Performance enhancements

The following enhancements affect performance.

File sanity check for LSF Data Manager jobs moved to the transfer job

The sanity check for the existence of files or folders and whether the user can access them, discovery of the size and modification time of the files or folders, and generation of the hash from the bsub and bmod commands is moved to the transfer job. This equalizes the performance of submitting and modifying jobs with and without data requirements. If needed, the new -datachk option can be used with the bsub or bmod command to perform full checking for jobs with a data requirement. The -datachk option can be specified only with the -data command. If the data requirement is for a tag, this option has no effect.

Regardless if -datachk is specified, the bsub and bmod commands no longer provide the file or folder size, modification time, and hash to the mbatchd daemon. This means that a new transfer job might need to be started for each file or folder that is requested for each new job with a data requirement.

Therefore, LSF now introduces a new lsf.datamanager configuration file parameter, CACHE_REFRESH_INTERVAL, to limit the number of transfer jobs. If multiple requests for the same file or folder come to LSF Data Manager within the configured interval in the parameter, only the first request results in a new transfer job. The assumption is that the requested file or folder has not changed during the configured interval. This also assumes that the requested file or folder was not cleaned from the staging area.

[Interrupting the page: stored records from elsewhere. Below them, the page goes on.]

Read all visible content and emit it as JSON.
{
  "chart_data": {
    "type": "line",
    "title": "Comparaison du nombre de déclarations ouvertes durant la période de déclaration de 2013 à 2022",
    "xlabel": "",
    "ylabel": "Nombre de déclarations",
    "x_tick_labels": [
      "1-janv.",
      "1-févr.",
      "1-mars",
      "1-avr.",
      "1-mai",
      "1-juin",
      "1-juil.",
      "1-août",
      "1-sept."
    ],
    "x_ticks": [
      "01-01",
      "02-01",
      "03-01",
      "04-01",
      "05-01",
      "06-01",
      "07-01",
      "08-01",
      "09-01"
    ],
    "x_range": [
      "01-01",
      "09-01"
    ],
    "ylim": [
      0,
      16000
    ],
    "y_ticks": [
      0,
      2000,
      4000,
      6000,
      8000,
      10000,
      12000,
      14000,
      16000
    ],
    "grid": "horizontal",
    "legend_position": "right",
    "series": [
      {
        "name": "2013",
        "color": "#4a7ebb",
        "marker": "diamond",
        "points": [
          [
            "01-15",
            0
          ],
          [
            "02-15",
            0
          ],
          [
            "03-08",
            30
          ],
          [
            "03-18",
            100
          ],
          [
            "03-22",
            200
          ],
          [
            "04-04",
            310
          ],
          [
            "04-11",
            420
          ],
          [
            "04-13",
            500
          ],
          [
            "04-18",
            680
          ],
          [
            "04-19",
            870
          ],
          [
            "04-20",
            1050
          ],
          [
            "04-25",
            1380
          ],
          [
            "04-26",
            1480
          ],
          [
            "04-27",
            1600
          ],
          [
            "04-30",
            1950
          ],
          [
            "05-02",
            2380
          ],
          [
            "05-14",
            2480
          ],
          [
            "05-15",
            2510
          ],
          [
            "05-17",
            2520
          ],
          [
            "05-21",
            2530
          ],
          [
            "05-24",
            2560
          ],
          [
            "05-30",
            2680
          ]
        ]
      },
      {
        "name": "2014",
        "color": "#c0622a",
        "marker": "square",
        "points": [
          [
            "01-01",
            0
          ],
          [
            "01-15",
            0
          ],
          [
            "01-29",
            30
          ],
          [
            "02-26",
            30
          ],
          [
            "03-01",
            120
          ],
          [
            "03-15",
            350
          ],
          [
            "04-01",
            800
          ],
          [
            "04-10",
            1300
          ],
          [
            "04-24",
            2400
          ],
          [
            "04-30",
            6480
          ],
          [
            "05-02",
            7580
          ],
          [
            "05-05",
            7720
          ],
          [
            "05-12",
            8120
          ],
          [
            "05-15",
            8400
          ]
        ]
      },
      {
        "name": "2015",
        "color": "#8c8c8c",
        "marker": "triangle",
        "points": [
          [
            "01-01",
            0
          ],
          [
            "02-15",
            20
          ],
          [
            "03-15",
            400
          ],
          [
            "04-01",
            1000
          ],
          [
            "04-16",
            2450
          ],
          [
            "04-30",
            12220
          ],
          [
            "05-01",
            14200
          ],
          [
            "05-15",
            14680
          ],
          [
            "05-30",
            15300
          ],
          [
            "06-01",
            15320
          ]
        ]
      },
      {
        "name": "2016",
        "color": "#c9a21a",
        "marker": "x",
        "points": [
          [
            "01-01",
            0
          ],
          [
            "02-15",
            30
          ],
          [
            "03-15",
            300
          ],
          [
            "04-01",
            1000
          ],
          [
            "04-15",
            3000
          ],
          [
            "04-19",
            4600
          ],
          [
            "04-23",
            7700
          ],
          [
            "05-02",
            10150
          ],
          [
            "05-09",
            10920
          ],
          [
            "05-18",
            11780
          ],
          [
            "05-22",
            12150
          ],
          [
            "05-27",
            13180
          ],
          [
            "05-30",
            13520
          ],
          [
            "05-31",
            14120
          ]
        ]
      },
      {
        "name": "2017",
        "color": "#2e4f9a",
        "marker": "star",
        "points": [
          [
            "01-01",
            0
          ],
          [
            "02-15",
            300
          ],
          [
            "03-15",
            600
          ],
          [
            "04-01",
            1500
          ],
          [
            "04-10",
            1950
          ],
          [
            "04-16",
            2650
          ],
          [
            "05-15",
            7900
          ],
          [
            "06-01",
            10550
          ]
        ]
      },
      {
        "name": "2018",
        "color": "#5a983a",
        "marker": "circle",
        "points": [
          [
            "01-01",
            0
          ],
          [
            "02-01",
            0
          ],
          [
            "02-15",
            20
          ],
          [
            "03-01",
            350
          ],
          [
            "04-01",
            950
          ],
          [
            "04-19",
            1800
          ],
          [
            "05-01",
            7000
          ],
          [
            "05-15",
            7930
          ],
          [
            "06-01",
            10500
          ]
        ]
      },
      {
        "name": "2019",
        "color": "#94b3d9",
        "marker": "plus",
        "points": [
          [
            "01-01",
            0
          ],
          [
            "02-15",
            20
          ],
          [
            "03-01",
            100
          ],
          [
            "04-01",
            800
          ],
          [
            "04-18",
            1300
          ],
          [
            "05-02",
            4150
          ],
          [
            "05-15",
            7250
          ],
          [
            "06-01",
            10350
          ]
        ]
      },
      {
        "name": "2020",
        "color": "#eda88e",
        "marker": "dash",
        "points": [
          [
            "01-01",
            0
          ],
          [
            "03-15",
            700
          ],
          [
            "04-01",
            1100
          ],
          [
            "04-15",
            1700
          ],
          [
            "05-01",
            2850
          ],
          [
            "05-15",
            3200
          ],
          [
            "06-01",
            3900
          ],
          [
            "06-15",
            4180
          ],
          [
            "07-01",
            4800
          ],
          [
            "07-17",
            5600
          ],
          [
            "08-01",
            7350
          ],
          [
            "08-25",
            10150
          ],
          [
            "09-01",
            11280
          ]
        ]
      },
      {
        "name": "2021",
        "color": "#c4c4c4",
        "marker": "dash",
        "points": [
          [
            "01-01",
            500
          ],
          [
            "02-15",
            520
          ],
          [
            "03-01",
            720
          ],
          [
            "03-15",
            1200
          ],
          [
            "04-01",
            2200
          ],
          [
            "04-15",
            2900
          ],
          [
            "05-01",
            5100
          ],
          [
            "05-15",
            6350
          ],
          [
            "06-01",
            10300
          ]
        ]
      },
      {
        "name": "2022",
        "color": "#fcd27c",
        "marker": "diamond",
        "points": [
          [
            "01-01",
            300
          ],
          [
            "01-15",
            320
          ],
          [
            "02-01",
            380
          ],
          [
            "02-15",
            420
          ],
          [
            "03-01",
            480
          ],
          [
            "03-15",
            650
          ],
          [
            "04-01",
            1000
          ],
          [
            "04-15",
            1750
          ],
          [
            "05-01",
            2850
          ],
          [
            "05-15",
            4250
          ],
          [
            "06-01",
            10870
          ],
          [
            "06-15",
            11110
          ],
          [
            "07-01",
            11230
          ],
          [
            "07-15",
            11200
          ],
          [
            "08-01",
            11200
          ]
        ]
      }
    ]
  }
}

LSF Data Manager transfer script directory

The LSF Data Manager transfer scripts are now located in the LSF_SERVERDIR directory. You can further modify these transfer scripts for your environment.

  • dm_stagein_transfer.sh: Stage-in transfer script.
  • dm_stagein_helper.sh: Helper script, which is invoked by the stage-in transfer script on the source host using ssh. The help script contains most of the operations that must be executed on the remote host, which reduces the number of times that ssh is used.
  • dm_stageout_transfer.sh: The stage-out transfer script.

Previously, LSF Data Manager created the transfer scripts on demand.